Setelah proses tersebut, dilakukan pengaturan pH untuk kedua kalinya dengan melakukan penambahan larutan NaOH 2 N, sambil dipanaskan
hingga suhu 50-55 C untuk mengefisiensi ekstraksi protein. Setelah protein
terekstrak, maka residu nonprotein harus dipisahkan dengan sentrifugal atau pemusingan. Tahap ini penting, karena menentukan kemurnian isolat protein
kedelai yang dihasilkan. Pada umumnya makin cepat sentrifugal dilakukan, isolat yang dihasilkan makin murni, sehingga kandungan proteinnya makin
tinggi dan sifat fungsionalnya makin baik Koswara, 1995. Filtrat yang diperoleh dari tahap pemisahan yang berisi protein yang
larut, kemudian diturunkan pH-nya sampai 4.5 sehingga protein mengendap. Penurunan pH ini dapat dilakukan dengan penambahan larutan HCl atau
larutan TCA trikloroasetat. Endapan protein yang diperoleh kemudian
dipisahkan dengan sentrifugal. Kemudian endapan tersebut dicuci dicampur air lalu disentrifugal kembali dan dikeringkan dengan pengering beku freeze
dryer atau dapat juga endapan dibuat suspensi kental dengan air 1:2 dan
dikeringkan dengan pengering semprot spray dryer. Prinsip yang digunakan untuk mengisolasi protein kedelai adalah
pengendapan seluruh protein pada titik isoelektrik yaitu pH dimana seluruh protein menggumpal.
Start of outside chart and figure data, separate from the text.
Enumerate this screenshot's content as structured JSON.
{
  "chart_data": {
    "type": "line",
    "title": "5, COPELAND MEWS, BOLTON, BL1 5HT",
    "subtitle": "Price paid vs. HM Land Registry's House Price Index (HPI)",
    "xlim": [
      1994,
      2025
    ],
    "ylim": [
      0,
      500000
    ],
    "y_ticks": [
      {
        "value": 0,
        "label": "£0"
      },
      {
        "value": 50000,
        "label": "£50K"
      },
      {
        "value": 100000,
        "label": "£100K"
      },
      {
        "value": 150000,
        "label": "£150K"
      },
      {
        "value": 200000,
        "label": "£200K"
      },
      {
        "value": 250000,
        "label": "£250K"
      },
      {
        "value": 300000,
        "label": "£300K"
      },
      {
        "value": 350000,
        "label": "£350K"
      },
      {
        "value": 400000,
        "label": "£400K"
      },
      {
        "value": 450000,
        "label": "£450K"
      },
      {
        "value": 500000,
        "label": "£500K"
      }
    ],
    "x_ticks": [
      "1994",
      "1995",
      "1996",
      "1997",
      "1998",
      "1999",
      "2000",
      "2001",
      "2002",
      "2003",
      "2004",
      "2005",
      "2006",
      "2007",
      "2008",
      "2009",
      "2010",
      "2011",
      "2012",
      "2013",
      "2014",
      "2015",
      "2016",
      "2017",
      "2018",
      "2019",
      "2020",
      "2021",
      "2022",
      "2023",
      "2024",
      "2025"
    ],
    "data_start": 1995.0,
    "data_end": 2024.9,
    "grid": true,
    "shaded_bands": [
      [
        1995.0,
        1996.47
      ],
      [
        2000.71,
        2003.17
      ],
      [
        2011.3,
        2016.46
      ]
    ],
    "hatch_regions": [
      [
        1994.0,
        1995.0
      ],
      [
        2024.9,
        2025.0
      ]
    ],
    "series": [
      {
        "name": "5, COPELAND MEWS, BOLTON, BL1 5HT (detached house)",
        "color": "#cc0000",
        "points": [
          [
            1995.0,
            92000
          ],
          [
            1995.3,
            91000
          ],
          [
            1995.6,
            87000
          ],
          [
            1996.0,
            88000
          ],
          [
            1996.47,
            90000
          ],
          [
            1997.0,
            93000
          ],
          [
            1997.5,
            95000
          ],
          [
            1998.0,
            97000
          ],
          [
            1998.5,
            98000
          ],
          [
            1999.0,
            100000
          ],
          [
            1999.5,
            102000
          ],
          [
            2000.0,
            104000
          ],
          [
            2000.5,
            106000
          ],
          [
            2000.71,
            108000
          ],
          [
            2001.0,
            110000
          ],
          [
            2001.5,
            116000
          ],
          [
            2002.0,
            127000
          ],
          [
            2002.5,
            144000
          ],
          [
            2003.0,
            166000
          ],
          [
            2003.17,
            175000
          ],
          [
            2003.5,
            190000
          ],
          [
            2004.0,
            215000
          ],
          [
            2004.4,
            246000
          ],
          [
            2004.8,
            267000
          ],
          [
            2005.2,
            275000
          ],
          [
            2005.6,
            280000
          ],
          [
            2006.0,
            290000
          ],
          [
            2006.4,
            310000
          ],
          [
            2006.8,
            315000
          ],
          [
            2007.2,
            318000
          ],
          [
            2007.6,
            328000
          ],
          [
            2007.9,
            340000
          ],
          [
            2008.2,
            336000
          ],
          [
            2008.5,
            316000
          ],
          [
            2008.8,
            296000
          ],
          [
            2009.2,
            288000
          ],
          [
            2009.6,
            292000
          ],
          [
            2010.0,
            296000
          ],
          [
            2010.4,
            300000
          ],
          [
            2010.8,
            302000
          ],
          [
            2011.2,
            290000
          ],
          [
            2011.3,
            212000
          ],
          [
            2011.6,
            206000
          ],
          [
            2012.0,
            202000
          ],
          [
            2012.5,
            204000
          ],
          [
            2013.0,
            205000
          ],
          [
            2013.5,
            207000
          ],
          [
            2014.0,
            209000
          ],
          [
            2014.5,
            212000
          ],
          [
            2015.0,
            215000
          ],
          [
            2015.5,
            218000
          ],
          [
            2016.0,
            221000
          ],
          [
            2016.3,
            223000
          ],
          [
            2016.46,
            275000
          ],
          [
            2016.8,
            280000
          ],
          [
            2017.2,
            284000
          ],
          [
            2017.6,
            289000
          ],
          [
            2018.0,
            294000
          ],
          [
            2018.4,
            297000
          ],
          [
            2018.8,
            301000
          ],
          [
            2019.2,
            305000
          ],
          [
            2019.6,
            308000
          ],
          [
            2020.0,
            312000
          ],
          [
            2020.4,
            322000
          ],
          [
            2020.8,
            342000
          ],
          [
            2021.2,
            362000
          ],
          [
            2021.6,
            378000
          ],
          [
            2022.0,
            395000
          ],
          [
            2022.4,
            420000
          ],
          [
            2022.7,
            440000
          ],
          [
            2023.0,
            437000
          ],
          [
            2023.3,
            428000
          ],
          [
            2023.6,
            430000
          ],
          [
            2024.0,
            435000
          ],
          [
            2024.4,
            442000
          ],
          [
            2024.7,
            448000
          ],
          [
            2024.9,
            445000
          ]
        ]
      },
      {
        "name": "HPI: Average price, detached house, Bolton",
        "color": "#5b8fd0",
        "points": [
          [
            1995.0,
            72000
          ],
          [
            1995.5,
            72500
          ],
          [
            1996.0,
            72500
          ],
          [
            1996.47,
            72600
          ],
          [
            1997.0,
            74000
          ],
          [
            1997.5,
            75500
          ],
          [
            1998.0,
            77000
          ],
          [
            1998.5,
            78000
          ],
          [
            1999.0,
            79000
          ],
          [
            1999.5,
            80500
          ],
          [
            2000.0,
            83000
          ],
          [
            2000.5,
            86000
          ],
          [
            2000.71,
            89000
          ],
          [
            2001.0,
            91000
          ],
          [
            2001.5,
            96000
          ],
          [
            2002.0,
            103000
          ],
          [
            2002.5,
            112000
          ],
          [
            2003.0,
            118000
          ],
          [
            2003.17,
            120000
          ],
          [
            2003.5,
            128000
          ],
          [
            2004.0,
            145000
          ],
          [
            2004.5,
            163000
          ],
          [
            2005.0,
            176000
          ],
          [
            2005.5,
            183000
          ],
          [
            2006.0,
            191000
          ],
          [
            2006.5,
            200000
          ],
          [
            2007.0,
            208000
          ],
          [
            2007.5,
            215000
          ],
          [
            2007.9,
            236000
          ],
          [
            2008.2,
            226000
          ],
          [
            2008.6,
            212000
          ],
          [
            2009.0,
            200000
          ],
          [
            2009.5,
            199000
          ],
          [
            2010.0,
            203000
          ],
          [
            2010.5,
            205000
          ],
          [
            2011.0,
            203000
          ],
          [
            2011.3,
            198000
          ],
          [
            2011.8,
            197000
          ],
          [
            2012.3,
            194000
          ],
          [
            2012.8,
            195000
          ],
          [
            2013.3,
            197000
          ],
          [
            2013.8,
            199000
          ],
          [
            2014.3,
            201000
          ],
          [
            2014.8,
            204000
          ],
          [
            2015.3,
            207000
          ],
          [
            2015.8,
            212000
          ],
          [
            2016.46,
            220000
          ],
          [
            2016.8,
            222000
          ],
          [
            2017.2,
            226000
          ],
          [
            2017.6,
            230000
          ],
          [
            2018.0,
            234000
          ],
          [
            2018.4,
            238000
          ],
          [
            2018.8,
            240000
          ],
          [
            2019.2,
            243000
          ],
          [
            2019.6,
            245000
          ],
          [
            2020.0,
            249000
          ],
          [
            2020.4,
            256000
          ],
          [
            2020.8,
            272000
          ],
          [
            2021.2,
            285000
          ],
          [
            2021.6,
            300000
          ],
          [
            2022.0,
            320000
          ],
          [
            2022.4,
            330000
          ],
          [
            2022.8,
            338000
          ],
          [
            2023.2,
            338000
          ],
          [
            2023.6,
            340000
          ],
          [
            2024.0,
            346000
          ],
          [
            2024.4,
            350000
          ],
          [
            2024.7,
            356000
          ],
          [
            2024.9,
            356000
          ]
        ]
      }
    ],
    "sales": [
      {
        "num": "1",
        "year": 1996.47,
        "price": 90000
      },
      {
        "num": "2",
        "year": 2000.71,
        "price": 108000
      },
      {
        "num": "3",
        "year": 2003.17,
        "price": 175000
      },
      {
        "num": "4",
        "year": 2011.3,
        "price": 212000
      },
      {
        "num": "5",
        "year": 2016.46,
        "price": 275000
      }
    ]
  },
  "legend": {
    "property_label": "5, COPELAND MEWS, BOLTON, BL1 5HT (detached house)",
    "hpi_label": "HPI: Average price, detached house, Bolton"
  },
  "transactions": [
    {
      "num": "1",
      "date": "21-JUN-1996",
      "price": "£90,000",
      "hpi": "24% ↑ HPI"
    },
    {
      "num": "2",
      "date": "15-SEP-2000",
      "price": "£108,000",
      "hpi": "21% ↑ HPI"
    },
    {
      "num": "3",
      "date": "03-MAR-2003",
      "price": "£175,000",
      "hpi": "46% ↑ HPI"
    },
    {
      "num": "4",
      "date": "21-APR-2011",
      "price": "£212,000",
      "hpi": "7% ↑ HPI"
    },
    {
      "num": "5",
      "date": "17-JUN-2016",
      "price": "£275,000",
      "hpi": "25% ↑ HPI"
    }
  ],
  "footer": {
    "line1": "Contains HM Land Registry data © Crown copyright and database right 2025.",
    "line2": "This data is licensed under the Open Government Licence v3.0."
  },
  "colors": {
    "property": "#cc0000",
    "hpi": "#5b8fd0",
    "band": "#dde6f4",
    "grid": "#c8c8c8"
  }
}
Pemilihan suasana basa berdasarkan kenyataan bahwa
sebagian besar asam amino akan bermuatan negatif pada pH di atas isoelektrik, muatan yang sejenis cenderung untuk tolak menolak, hal ini
menyebabkan minimumnya interaksi antara residu-residu asam amino. Kemampuan ekstraksi protein kedelai dipengaruhi oleh beberapa
faktor, antara lain ukuran partikel tepung, umur tepung, perlakuan panas sebelumnya, rasio pelarutan pH dan kekuatan ion dari medium pengekstrak
Kinsella, 1979. Penggunaan protein kedelai dalam industri pangan dikelompokkan
menjadi tiga kelompok bentuk protein berdasarkan kandungan proteinnya, yaitu tepung kedelai yang dibuat dengan cara mengekstrak lemaknya,
mengandung 50 persen protein dan memiliki karakteristik “beanny” langu karena kandungan karbohidratnya yang masih tinggi, konsentrat protein
kedelai yang mengandung paling sedikit 65 persen berat kering protein, masih mengandung serat dan dibuat dengan cara ekstraksi menggunakan
alkohol, isolat protein kedelai yang mengandung 90 persen kadar protein berat kering dibuat dengan cara ekstraksi dengan menggunakan air.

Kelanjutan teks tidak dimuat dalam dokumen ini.